The primary and secondary antibodies used were as follows: anti-CD36 (Santa Cruz Biotechnology; sc-7309, 1:1000 for WB 1:50 for Immunohistochemical (IHC), 1:50 for IF, and 1:100 for IP), anti-dynamin-related protein 1 (DRP1) (Abcam, Cambridge, MA, USA; ab156951, 1:1000 for WB), anti- optic atrophy protein 1 (OPA1)(Abcam, ab119685, 1:1000 for WB), anti-PDGFRβ (Abcam, ab32570, 1:1000 for WB,1:200 for IF), lectin enrichment assay (LCA)-Biotin (Vector Labs, Newark, CA, USA; B-1045, 1:200 for IP), anti-GAPDH (CST, Danvers, MA, USA; 2118, 1:1000 for WB), anti-alpha smooth muscle actin (α-SMA) (Abcam, ab124964, 1:1000 for WB, 1:200 for IHC, 1:200 for IF), anti-Collagen I (Abcam, ab138492, 1:200 for IHC, 1:200 for IF), anti-Fibronectin (Abcam, ab2413, 1:200 for IHC, 1:200 for IF), anti-NG2 (Abcam, ab275024, 1:200 for IF), anti-FUT8 (Biorbyt, Wuhan, China; orb627158, 1:1000 for WB), anti-rabbit IgG, HRP-linked antibody (ZSGB-Bio, Beijing, China; ZB-2301, 1:5000 for WB), and anti-mouse IgG, HRP-linked antibody (ZSGB-BIO, ZB2305, 1:5000 for WB).
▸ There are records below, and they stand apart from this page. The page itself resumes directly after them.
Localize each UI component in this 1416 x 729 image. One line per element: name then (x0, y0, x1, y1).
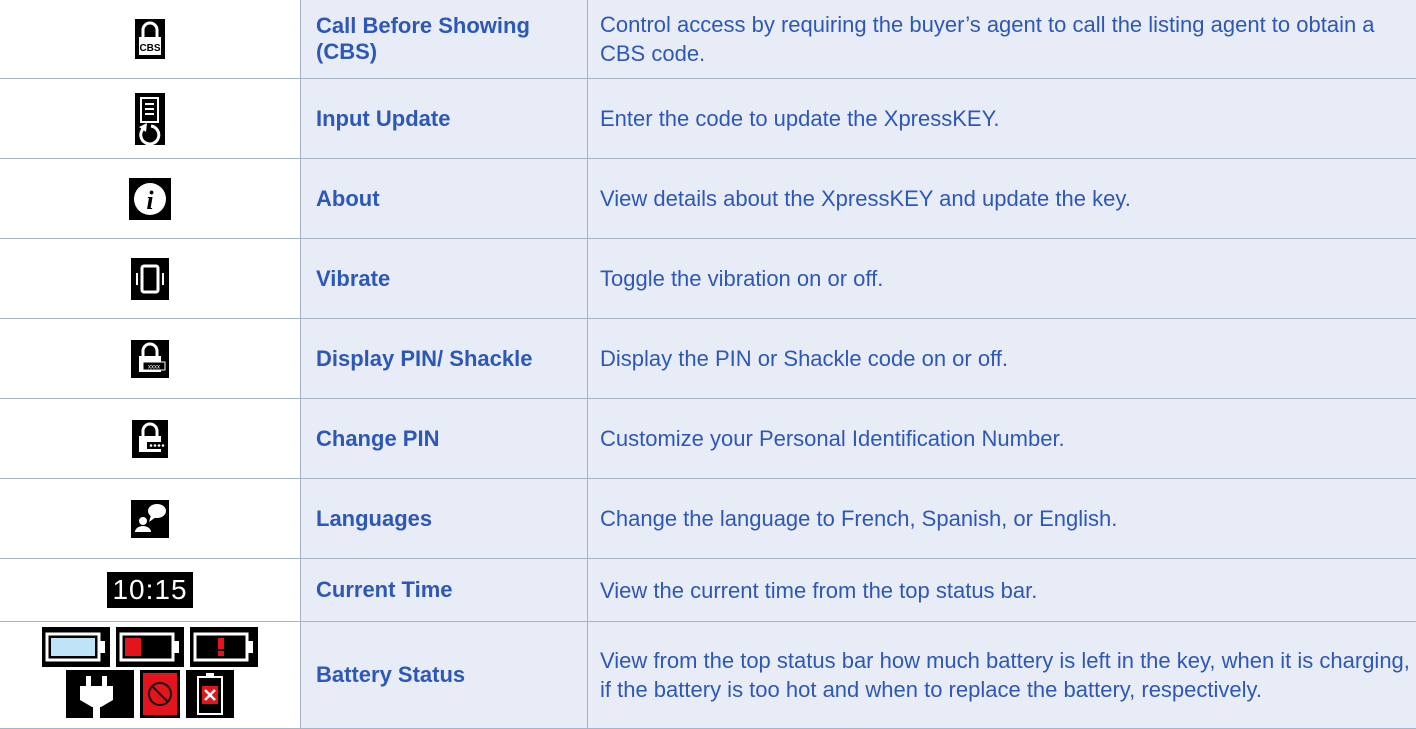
feature-name: Languages (301, 479, 588, 559)
feature-name: Display PIN/ Shackle (301, 319, 588, 399)
languages-icon (131, 500, 169, 538)
charging-plug-icon (66, 670, 134, 718)
feature-name: Change PIN (301, 399, 588, 479)
table-row: Vibrate Toggle the vibration on or off. (0, 239, 1416, 319)
feature-description: View the current time from the top statu… (588, 559, 1416, 622)
vibrate-icon (131, 258, 169, 300)
feature-description: Display the PIN or Shackle code on or of… (588, 319, 1416, 399)
icon-cell (0, 79, 301, 159)
table-row: Battery Status View from the top status … (0, 622, 1416, 729)
icon-cell (0, 239, 301, 319)
input-update-icon (135, 93, 165, 145)
info-icon: i (129, 178, 171, 220)
display-pin-lock-icon: xxxx (131, 340, 169, 378)
feature-name: Input Update (301, 79, 588, 159)
cbs-lock-icon: CBS (135, 19, 165, 59)
table-row: Change PIN Customize your Personal Ident… (0, 399, 1416, 479)
feature-description: Toggle the vibration on or off. (588, 239, 1416, 319)
table-row: CBS Call Before Showing (CBS) Control ac… (0, 0, 1416, 79)
feature-description: View from the top status bar how much ba… (588, 622, 1416, 729)
table-row: Input Update Enter the code to update th… (0, 79, 1416, 159)
table-row: Languages Change the language to French,… (0, 479, 1416, 559)
table-row: i About View details about the XpressKEY… (0, 159, 1416, 239)
icon-cell: 10:15 (0, 559, 301, 622)
feature-name: Battery Status (301, 622, 588, 729)
icon-cell: i (0, 159, 301, 239)
feature-name: Call Before Showing (CBS) (301, 0, 588, 79)
feature-description: Enter the code to update the XpressKEY. (588, 79, 1416, 159)
icon-cell: CBS (0, 0, 301, 79)
clock-icon: 10:15 (107, 572, 192, 608)
battery-low-icon (116, 627, 184, 667)
feature-name: Current Time (301, 559, 588, 622)
feature-description: Customize your Personal Identification N… (588, 399, 1416, 479)
table-row: xxxx Display PIN/ Shackle Display the PI… (0, 319, 1416, 399)
feature-description: Change the language to French, Spanish, … (588, 479, 1416, 559)
replace-battery-icon (186, 670, 234, 718)
icon-cell (0, 479, 301, 559)
table-row: 10:15 Current Time View the current time… (0, 559, 1416, 622)
icon-cell: xxxx (0, 319, 301, 399)
feature-table: CBS Call Before Showing (CBS) Control ac… (0, 0, 1416, 729)
battery-warning-icon (190, 627, 258, 667)
feature-name: About (301, 159, 588, 239)
change-pin-lock-icon (132, 420, 168, 458)
battery-too-hot-icon (140, 670, 180, 718)
battery-status-icons (0, 622, 301, 729)
feature-description: Control access by requiring the buyer’s … (588, 0, 1416, 79)
svg-text:xxxx: xxxx (148, 364, 160, 370)
feature-description: View details about the XpressKEY and upd… (588, 159, 1416, 239)
icon-cell (0, 399, 301, 479)
battery-full-icon (42, 627, 110, 667)
feature-name: Vibrate (301, 239, 588, 319)
svg-text:CBS: CBS (139, 43, 160, 54)
svg-text:i: i (146, 186, 154, 215)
Mitochondrial membrane potential assessment

The mitochondrial membrane potential of pericytes was measured through the JC-1 Assay Kit (C2006, Beyotime). Pericytes were incubated with JC-1 working solution and MitoTracker RED (C1035, Beyotime) for 30 min at 37 °C. Then the liquid was replaced with a fresh culture medium. Confocal laser scanning microscope (SP8, Leica) was used to capture images.

Statistics

Data are shown as the mean ± SD. The probability (p) values of each experiment were analyzed and plotted in the figure legends with the convenience of GraphPad Prism software (GraphPad Inc., La Jolla, CA, USA). Parametric data’s comparison was performed using two-sample independent t-tests or one-way ANOVA with post-hoc Dunnett or Bonferroni corrections. A p-value < 0.05 was considered statistically significant.